Ein alter Mann nimmt sich dem fiebrigen Milan auf der Parkbank an und bringt ihn zu sich nach Hause. Er sorgt für ihn und die beiden tauschen ihre Lebensgeschichten aus. Seit langer Zeit fühlt sich Milan endlich geborgen. Der alte Mann klagt jedoch des öfteren über Herzschmerzen. Eines Nachmittags, als er sich müde ins Bett gelegt hatte, schreit er plötzlich auf. Der herbeigerufene Arzt kann nur noch den Tod feststellen.

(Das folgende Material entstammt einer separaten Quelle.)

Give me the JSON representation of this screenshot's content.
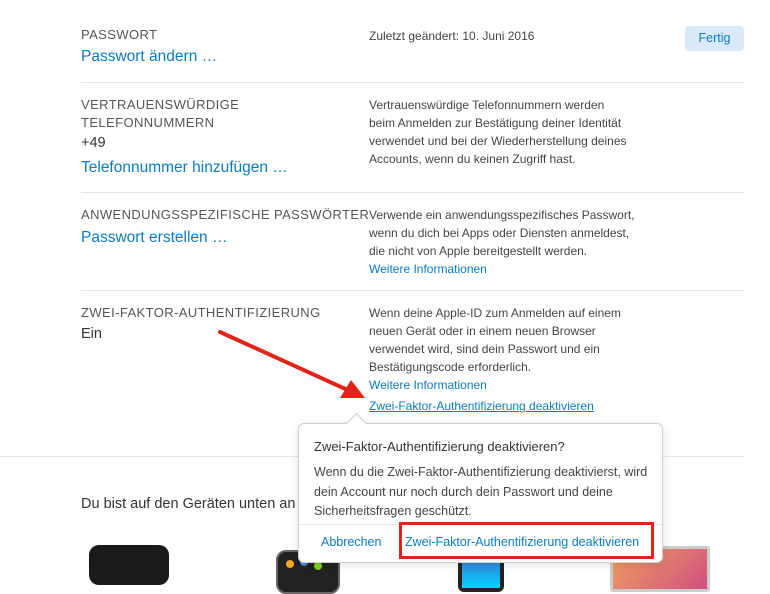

Milan ist sehr traurig und hat das Gefühl, dass er seinen wirklichen Vater erst jetzt verloren hat.
Zu diesem Zeitpunkt trifft er Niki wieder. Sie besprechen sich und vereinbaren, die Brosche anonym der Polizei auszuliefern. An Dragan stellen sie die Bedingung, die Familie zu verlassen, ansonsten würden sie den Diebstahl der Polizei mitteilen. Dragan willigt wutentbrannt ein. Letztlich findet Milan auch zurück in die Schule, indem er sich mit dem Französischlehrer versöhnt. Der Weg aus dem Tunnel der Gewalt ist für Milan dank der Unterstützung und dem Verständnis seiner Mitmenschen gefunden.